A lot of producers on the Aegis hedging platform opted for swaps, which offer the ability to convert a sudden price increase into a fixed price based on crude futures prices.
On Sunday, some analysts predicted oil would open above $90 a barrel or even close to $100, but Brent opened at around $81.60 and WTI at $75.
"I think we will see (U.S. producers) looking for more opportunities to hedge if there's news that the Strait could stay impassable for longer, this is primarily about the Strait," Marshall said.
(Reporting by Georgina McCartney in Houston; Editing by Liz Hampton and Nia Williams)

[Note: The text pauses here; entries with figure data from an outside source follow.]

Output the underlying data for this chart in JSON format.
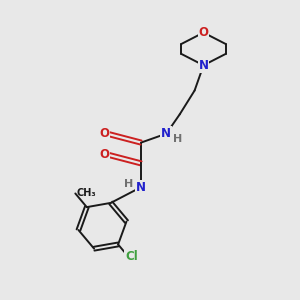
{
  "bg_color": "#e8e8e8",
  "bond_color": "#1a1a1a",
  "N_color": "#2020cc",
  "O_color": "#cc2020",
  "Cl_color": "#40a040",
  "H_color": "#707070",
  "C_color": "#1a1a1a",
  "lw": 1.4,
  "fs": 8.5,
  "xlim": [
    0,
    10
  ],
  "ylim": [
    0,
    10
  ]
}
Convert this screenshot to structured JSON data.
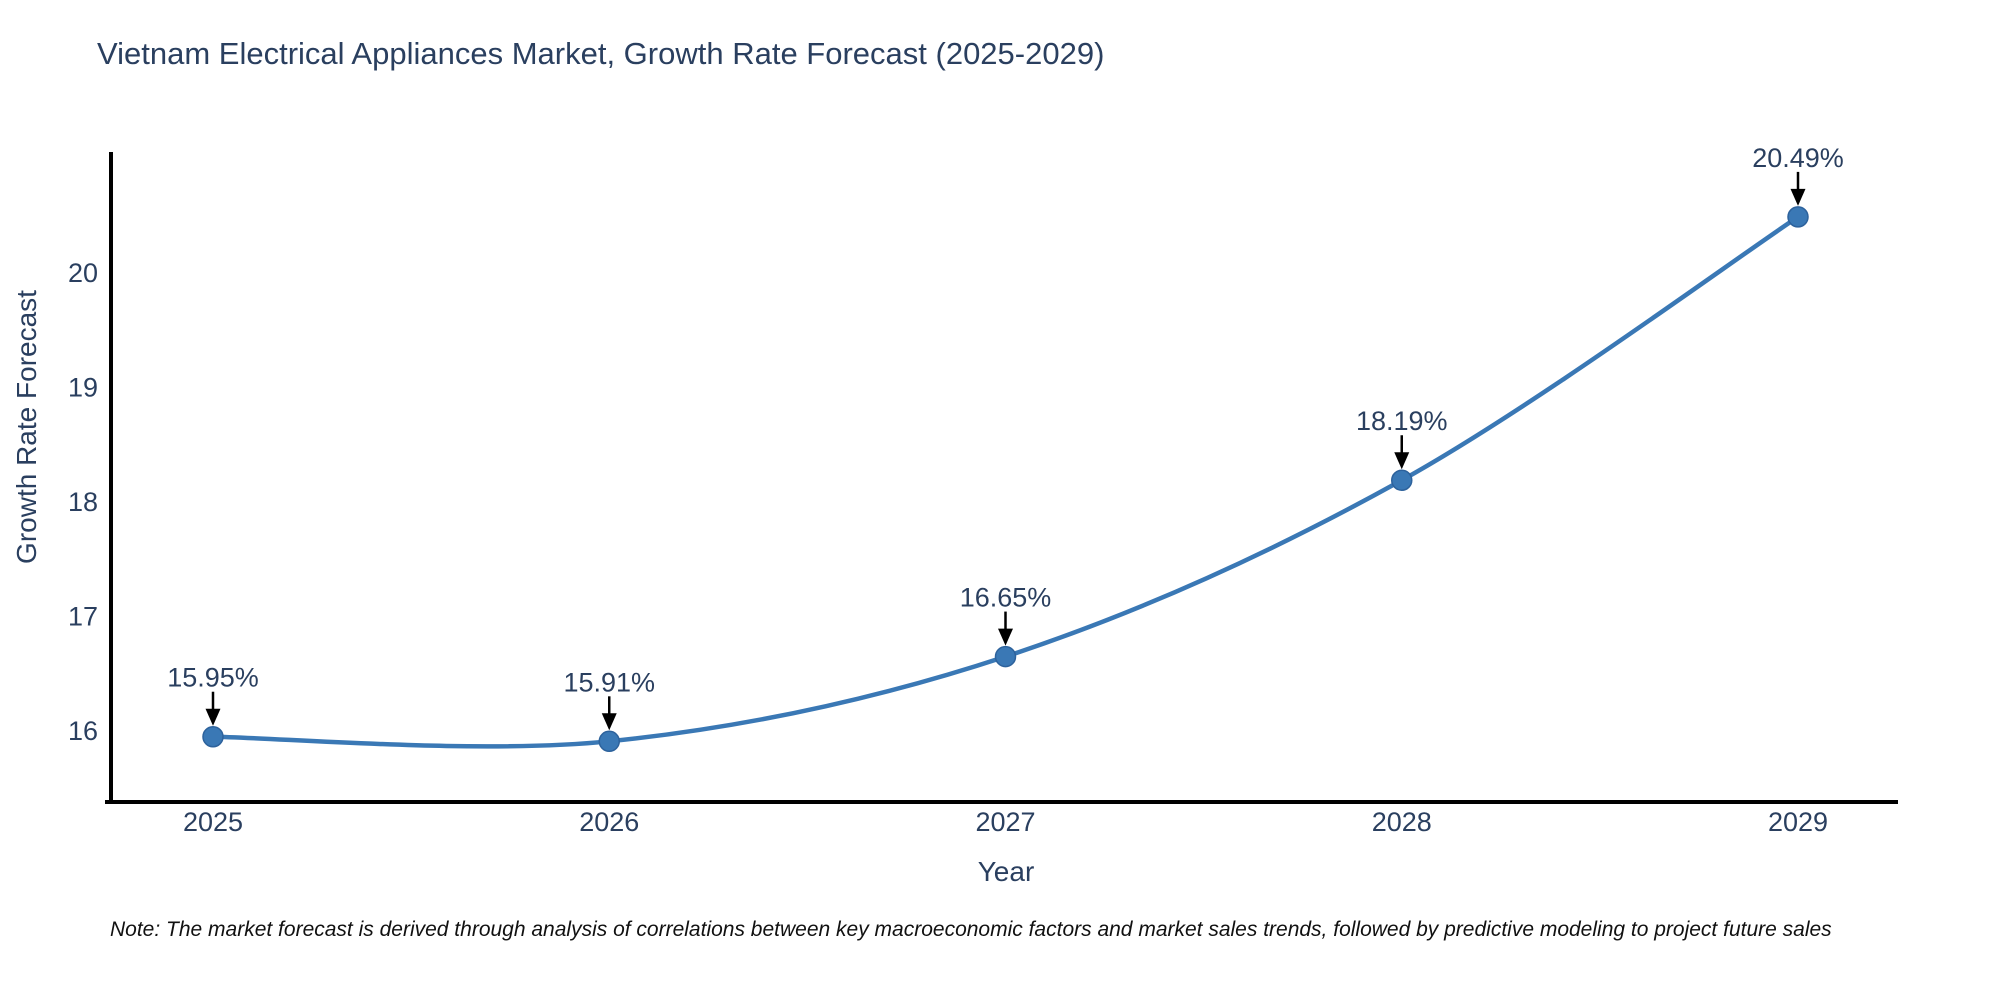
{
  "chart_data": {
    "type": "line",
    "title": "Vietnam Electrical Appliances Market, Growth Rate Forecast (2025-2029)",
    "xlabel": "Year",
    "ylabel": "Growth Rate Forecast",
    "x": [
      2025,
      2026,
      2027,
      2028,
      2029
    ],
    "series": [
      {
        "name": "Growth Rate Forecast",
        "values": [
          15.95,
          15.91,
          16.65,
          18.19,
          20.49
        ]
      }
    ],
    "point_labels": [
      "15.95%",
      "15.91%",
      "16.65%",
      "18.19%",
      "20.49%"
    ],
    "yticks": [
      16,
      17,
      18,
      19,
      20
    ],
    "ylim": [
      15.4,
      21.1
    ],
    "grid": false,
    "legend": "none",
    "colors": {
      "line": "#3a78b5",
      "marker_fill": "#3a78b5",
      "marker_edge": "#2d629c",
      "axis_line": "#000000",
      "tick_text": "#2a3f5f",
      "annotation_text": "#2a3f5f",
      "annotation_arrow": "#000000",
      "background": "#ffffff"
    }
  },
  "footnote": "Note: The market forecast is derived through analysis of correlations between key macroeconomic factors and market sales trends, followed by predictive modeling to project future sales"
}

Investors rushed to hedge against a spike in oil prices following Middle East conflict, leading to a record 12.7 million energy futures and options contracts traded.
US producers coordinated with banks and trading houses to lock in high crude prices, with many opting for swaps to secure fixed rates.
U.S. diesel futures rose nearly 12%, while crude and gasoline futures increased over 6% and nearly 4%, respectively.
Concerns over the Strait of Hormuz, a key oil shipping lane, drove up trading activity and increased volatility in oil futures prices.
Many producers used swaps, converting sudden price increases into fixed prices based on crude futures contracts.